11 fevereiro 2008
A corrida por um beijo
– Oi, vô, posso caminhar com você?
– Lógico, meu filho. Não era você que estava empinando pipa ontem à tarde?
– Era sim. Você viu como ela estava alta?
– Eu só vi quando você estava com a pipa na mão, correndo para subir. Uma beleza de amarelo! Se você vier comigo pode chegar atrasado na escola...
– Ainda está cedo. Minha aula só começa às oito.
Achei estranho que aquele menino quisesse caminhar comigo. Eu só o tinha visto meia dúzia de vezes, nos gramados que ficam em volta dos edifícios onde moramos. Ele estava visivelmente querendo falar comigo, sentado na escadaria do prédio esperando eu passar.
O menino colocou-se à minha esquerda e seguimos juntos o meu trajeto rotineiro.
– E qual é seu nome?
– Pedro.
– Eu vi você jogando bola outro dia. Você leva jeito. Mas o chamavam por outro nome. Não era?
– Tico. Tico é nome de criança. Prefiro Pedro. Pedro é meu nome e é de homem. Já fiz onze anos, véi.
– Maravilha. E o Pedro torce para que time?
– Torço para o Botafogo. E o senhor?
– Ah, meu filho, o Senhor está lá no céu. Sou Fluminense. – Certamente o menino não quer discutir futebol, ele está tenso. Resolvo arriscar. – E as meninas?
– Pois é vô, você não se importa se eu chamá-lo de vô. Não é?
Parece que acertei, pensei comigo, ele está com algum problema em relação a alguma menina.
– Gosto que me chamem vô. Não gosto quando me chamam de seu isso ou seu aquilo. Em que posso ajudá-lo?
– É que eu gosto da Carolzinha. Já pedi pra namorar com ela e agora apareceu o Joca e quer atrapalhar tudo. Ele também quer namorar ela.

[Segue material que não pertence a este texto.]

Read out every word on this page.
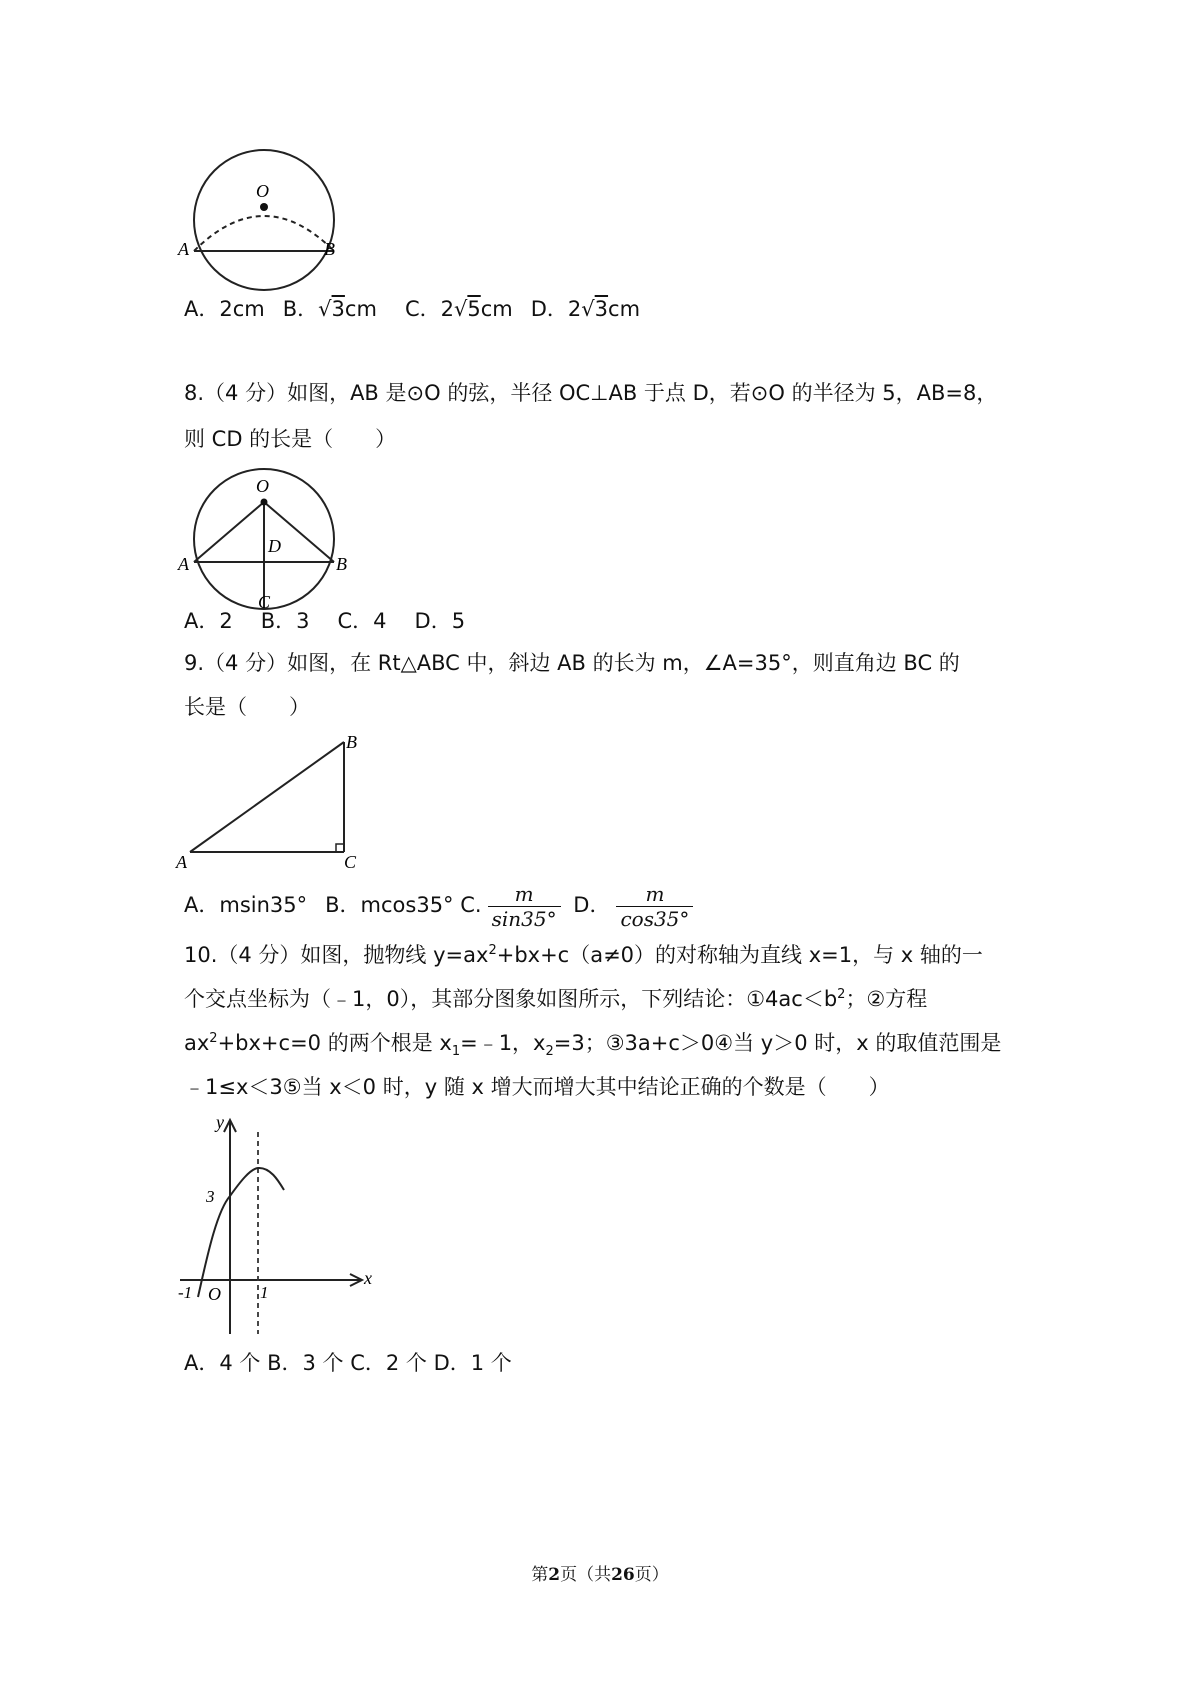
O
A	B
A．2cm B．√3cm C．2√5cm D．2√3cm
8.（4 分）如图，AB 是⊙O 的弦，半径 OC⊥AB 于点 D，若⊙O 的半径为 5，AB=8，
则 CD 的长是（　　）
O
A	B
C
D
A．2 B．3 C．4 D．5
9.（4 分）如图，在 Rt△ABC 中，斜边 AB 的长为 m，∠A=35°，则直角边 BC 的
长是（　　）
A
B
C
A．msin35° B．mcos35° C. $\frac{m}{\sin 35^\circ}$ D． $\frac{m}{\cos 35^\circ}$
10.（4 分）如图，抛物线 $y=ax^2+bx+c(a\ne 0)$的对称轴为直线 x=1，与 x 轴的一
个交点坐标为（﹣1，0），其部分图象如图所示，下列结论：$①4ac<b^2$；②方程
$ax^2+bx+c=0$ 的两个根是 $x_1=﹣1$，$x_2=3$；③3a+c＞0④当 y＞0 时，x 的取值范围是
﹣1≤x＜3⑤当 x＜0 时，y 随 x 增大而增大其中结论正确的个数是（　　）
y
x
3
-1 O 1
A．4 个 B．3 个 C．2 个 D．1 个
第2页（共26页）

– A Carolzinha deve ser muito bonita...
– Ela é linda. E eu acho que ela gosta de mim enquanto a turma acha que sou muito pirralho pra ela.
– Pirralho?
– Ela tem doze anos e é um pouco maior que eu. Mas só um pouquinho.

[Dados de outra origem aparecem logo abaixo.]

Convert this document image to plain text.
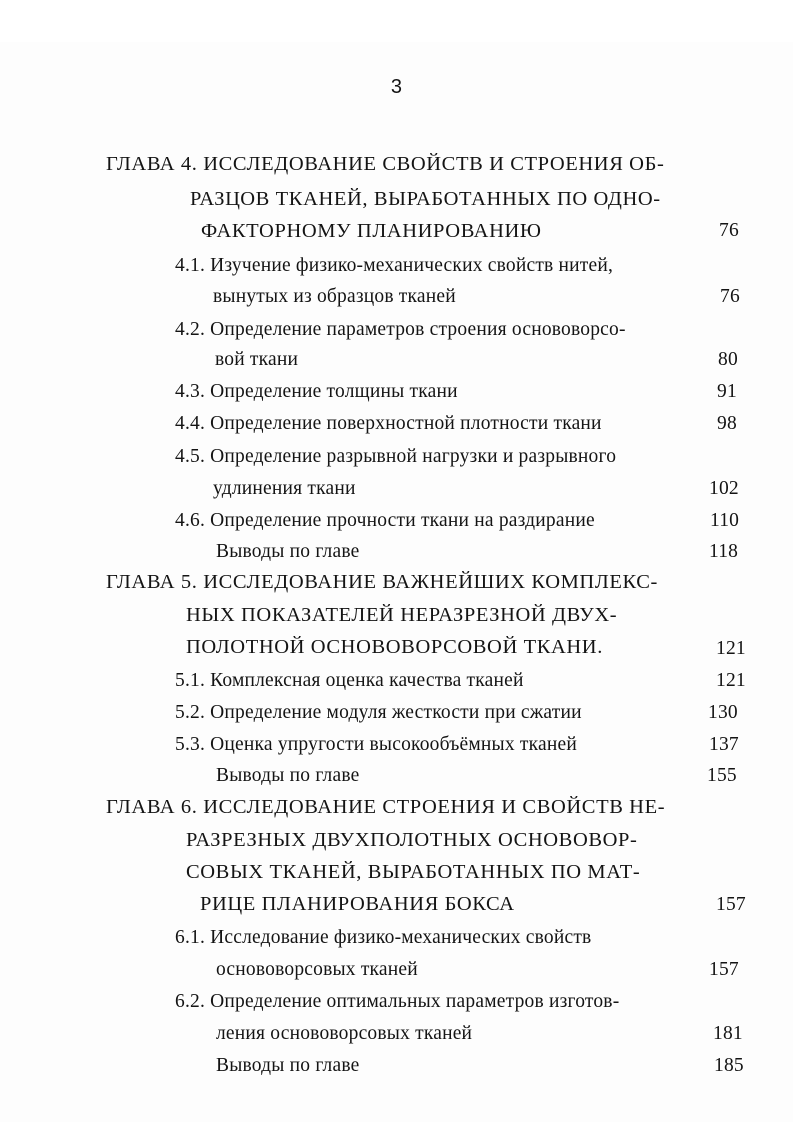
3
ГЛАВА 4. ИССЛЕДОВАНИЕ СВОЙСТВ И СТРОЕНИЯ ОБ-
РАЗЦОВ ТКАНЕЙ, ВЫРАБОТАННЫХ ПО ОДНО-
ФАКТОРНОМУ ПЛАНИРОВАНИЮ	76
4.1. Изучение физико-механических свойств нитей,
вынутых из образцов тканей	76
4.2. Определение параметров строения основоворсо-
вой ткани	80
4.3. Определение толщины ткани	91
4.4. Определение поверхностной плотности ткани	98
4.5. Определение разрывной нагрузки и разрывного
удлинения ткани	102
4.6. Определение прочности ткани на раздирание	110
Выводы по главе	118
ГЛАВА 5. ИССЛЕДОВАНИЕ ВАЖНЕЙШИХ КОМПЛЕКС-
НЫХ ПОКАЗАТЕЛЕЙ НЕРАЗРЕЗНОЙ ДВУХ-
ПОЛОТНОЙ ОСНОВОВОРСОВОЙ ТКАНИ.	121
5.1. Комплексная оценка качества тканей	121
5.2. Определение модуля жесткости при сжатии	130
5.3. Оценка упругости высокообъёмных тканей	137
Выводы по главе	155
ГЛАВА 6. ИССЛЕДОВАНИЕ СТРОЕНИЯ И СВОЙСТВ НЕ-
РАЗРЕЗНЫХ ДВУХПОЛОТНЫХ ОСНОВОВОР-
СОВЫХ ТКАНЕЙ, ВЫРАБОТАННЫХ ПО МАТ-
РИЦЕ ПЛАНИРОВАНИЯ БОКСА	157
6.1. Исследование физико-механических свойств
основоворсовых тканей	157
6.2. Определение оптимальных параметров изготов-
ления основоворсовых тканей	181
Выводы по главе	185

– E porque você acha que o vovô pode ajudá-lo?
– É que a síndica falou que você é mó namorador.
– Mas isso é fofoca. Era só o que me faltava. Ela não tem mais o que fazer?

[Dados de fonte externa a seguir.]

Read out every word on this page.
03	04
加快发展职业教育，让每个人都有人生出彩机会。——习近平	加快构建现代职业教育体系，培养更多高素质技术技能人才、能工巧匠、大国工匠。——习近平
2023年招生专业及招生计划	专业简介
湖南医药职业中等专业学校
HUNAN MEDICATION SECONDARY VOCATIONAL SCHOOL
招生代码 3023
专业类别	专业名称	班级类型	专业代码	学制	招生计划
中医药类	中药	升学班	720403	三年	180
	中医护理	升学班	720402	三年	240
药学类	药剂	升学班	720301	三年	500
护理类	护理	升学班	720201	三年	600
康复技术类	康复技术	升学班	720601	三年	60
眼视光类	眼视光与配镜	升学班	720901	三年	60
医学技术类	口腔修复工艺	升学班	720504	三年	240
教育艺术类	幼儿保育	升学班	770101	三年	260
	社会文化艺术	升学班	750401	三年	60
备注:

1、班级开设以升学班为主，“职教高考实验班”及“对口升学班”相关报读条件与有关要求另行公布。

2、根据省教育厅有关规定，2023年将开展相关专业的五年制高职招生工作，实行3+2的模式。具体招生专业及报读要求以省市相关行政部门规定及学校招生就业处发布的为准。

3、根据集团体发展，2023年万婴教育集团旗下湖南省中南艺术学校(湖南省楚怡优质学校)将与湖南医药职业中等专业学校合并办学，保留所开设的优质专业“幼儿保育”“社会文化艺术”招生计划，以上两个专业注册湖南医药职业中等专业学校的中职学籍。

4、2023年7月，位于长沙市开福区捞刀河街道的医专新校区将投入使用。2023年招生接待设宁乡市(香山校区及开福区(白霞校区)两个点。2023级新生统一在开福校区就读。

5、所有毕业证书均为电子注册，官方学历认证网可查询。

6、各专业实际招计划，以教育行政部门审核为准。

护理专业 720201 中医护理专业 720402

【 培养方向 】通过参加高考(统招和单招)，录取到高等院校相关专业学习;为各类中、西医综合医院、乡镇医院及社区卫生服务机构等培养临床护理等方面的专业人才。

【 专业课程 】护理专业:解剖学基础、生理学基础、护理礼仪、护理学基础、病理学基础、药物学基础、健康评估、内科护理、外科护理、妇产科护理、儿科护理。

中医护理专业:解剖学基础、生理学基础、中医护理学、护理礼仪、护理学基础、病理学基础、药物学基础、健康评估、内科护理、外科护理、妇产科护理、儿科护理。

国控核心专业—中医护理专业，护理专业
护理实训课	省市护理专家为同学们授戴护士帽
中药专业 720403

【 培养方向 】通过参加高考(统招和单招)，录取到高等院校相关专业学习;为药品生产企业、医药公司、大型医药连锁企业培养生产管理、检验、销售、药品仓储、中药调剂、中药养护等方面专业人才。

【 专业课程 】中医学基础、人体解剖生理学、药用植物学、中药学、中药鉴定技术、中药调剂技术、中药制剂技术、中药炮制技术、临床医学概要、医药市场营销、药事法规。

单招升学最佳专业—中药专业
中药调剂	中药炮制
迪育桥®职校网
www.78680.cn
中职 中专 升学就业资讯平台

– Eu já vi você caminhando de mãos dadas com várias mulheres diferentes...
– Tá bem, espertinho, vamos retomar a conversa da Carolzinha, isso é o que interessa. Se a Carolzinha gosta de você e você gosta dela por que o Joca iria atrapalhar tudo?
– O Joca é mó bom. È ele que tira par ou ímpar para escolher os times. È só ele que sabe andar de bike na roda de trás. È ele que tira mó onda de sabe-tudo. As meninas só querem saber dele. A turma toda já tá torcendo para ele.
– Então a coisa tá preta. E você acha que a Carolzinha vai cair na onda dele?
– Acho. A Zeca me sacaneou. Inventou uma corrida. E quem ganhar, ganha um beijo da Carolzinha. Mó sacanagem! Tô afim da Carol há muito mais tempo e o Joca é bem maior do que eu e corre mais. Tô ferrado!
Nem perguntei mais detalhes do Joca nem da Zeca para não tirar o foco da preocupação do menino.
– A corrida já está marcada?
– Já. É na semana que vem. A Zeca disse que assim eu teria tempo de treinar. E deu mó gargalhada na minha cara!
– Quer dizer que quem ganhar a corrida ganha um beijo como se fosse aquela medalha olímpica? É isso?
– É isso, vô. Tô ferrado!
– E o Joca, com aquela cara de maioral, ainda disse que me dava 3 metros de vantagem. Filho da mãe!
– E onde vai ser a corrida?
– A Zeca disse que eu poderia escolher qualquer lugar, que o Joca vai ganhar mesmo.
– O Joca também estuda aqui na escola?
– Estuda. Por que? Você não vai falar com as tias, vai?
– Jamais. Isso é coisa de homem. Coisa de homem para resolver como homem.
– O Joca nem quer namorar com a Carolzinha, ele só quer tirar onda e mostrar que ele é o bonzão, o fodão.
– Eu acho que você deve marcar o dia e hora lá na escola.
– Isso é tudo o que ele quer. Aparecer!
– Você deve escolher a hora que tiver mais gente para ver a corrida.
– Para gritarem o nome do Joca? É campeão! É campeão! É campeão! Beija! Beija! Beija! Nunca. È muita humilhação.
– E se for o contrário?
– Contrário como? Não existe a menor chance de eu ganhar a corrida.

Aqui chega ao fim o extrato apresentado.